Mr Kim, 68, is believed to have suffered a stroke in 2008.
The Korean Central News Agency carried a short statement early on Tuesday announcing the party meeting.
"The conference of the WPK [Workers Party of Korea] for electing its supreme leadership body will take place in Pyongyang on 28 September," the statement said.
The announcement ends weeks of speculation about the date of the meeting, which was originally due to take place sometime early this month.
The news agency gave no indication of why it had been postponed.
There has been speculation that it was delayed because of severe flooding in the north of the country, or because the health of the leader has taken another turn for the worse.

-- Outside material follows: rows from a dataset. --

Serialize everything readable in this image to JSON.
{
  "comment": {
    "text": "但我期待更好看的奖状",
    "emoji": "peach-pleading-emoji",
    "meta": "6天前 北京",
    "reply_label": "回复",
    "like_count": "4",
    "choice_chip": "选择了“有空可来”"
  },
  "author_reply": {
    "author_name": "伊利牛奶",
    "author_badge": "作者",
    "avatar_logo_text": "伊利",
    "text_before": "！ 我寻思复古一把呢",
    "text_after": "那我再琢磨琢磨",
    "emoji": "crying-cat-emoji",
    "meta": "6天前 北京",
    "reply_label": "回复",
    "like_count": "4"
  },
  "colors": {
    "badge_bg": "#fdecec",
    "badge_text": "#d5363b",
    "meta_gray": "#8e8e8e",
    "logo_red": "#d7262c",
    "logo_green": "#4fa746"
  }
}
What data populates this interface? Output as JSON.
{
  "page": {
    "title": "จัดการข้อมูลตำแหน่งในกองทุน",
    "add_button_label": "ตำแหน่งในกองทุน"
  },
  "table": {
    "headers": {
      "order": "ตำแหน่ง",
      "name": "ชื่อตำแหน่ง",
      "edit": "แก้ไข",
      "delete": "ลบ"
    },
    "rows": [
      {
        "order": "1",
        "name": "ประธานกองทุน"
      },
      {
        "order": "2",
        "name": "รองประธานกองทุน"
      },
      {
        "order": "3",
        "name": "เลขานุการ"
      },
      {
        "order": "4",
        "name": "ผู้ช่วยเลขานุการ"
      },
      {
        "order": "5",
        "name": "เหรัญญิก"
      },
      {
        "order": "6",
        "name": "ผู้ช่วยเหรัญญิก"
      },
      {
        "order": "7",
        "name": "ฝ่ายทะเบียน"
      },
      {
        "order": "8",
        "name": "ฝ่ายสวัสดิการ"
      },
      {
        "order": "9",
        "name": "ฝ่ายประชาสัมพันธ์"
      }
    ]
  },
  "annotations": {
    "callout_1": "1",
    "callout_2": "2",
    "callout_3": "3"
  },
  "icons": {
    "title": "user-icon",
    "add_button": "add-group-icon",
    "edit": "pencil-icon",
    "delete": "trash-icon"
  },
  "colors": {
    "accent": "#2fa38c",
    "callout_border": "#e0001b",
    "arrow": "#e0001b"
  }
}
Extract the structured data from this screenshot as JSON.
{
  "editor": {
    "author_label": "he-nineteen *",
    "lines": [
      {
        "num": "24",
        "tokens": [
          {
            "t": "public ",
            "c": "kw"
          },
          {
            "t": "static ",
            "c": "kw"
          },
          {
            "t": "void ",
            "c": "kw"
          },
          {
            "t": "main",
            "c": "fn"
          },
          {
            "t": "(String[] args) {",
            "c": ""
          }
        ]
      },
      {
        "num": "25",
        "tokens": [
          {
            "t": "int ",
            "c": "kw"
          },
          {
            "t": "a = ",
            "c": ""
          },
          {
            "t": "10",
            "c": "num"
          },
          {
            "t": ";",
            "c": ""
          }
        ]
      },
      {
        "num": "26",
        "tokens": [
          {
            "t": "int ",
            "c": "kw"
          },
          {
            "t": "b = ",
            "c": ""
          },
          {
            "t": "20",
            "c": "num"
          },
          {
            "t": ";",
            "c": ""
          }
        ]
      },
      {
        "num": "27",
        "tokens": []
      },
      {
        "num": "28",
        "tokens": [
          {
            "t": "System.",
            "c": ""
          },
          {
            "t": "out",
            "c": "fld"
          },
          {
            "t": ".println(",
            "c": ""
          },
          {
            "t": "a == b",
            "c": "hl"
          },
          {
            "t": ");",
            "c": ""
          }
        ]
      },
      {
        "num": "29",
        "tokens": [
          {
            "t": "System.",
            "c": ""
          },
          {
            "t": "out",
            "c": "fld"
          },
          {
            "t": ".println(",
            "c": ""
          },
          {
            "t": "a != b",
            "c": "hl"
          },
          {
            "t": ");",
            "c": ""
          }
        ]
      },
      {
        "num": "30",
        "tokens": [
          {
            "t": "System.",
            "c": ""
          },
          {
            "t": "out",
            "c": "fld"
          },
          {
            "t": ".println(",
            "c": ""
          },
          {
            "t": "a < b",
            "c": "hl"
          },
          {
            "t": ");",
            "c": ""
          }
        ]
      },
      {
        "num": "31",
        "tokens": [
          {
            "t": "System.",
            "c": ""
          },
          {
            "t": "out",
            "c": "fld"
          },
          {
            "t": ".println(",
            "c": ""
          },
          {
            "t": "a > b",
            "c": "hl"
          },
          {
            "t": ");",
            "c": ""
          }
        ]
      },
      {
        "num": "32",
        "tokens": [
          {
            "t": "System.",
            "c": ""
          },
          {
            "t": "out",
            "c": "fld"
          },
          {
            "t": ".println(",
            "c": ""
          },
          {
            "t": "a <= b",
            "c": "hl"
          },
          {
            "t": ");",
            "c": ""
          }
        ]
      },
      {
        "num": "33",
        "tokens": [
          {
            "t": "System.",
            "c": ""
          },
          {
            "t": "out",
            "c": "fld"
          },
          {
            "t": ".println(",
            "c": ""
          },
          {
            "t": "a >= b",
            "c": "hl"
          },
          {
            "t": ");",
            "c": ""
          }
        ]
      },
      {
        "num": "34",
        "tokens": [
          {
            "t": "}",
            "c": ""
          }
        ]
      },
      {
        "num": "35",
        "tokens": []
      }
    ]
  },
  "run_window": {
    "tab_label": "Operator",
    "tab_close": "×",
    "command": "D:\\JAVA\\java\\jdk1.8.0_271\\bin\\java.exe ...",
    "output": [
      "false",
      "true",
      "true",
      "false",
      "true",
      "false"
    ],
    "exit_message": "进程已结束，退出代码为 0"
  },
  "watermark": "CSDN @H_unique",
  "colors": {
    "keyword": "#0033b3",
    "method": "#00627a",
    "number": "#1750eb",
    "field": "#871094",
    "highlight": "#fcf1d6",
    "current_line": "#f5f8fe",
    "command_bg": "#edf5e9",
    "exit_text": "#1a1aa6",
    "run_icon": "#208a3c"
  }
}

Kim Jong-il was promoted at a previous conference in 1980, which at the time was seen as confirmation that he would succeed his father, Kim Il-sung.
He eventually became leader after his father's death in 1994, and has led the country into isolation from the outside world.
In recent years Mr Kim is believed to have sought medical treatment in China, one of the country's few allies. Neither nation has confirmed details of any illnesses or treatments.
The reclusive leader, who rarely travels abroad, last visited China in August.
One South Korean TV station cited a South Korean official as saying Kim Jong-un had accompanied his father on the trip.
Rumours emerged last year from the secretive state that Kim Jong-un, thought to be aged 26 or 27, was his father's chosen successor.
Little is known of Swiss-educated Kim Jong-un, and he has never been photographed by Western media.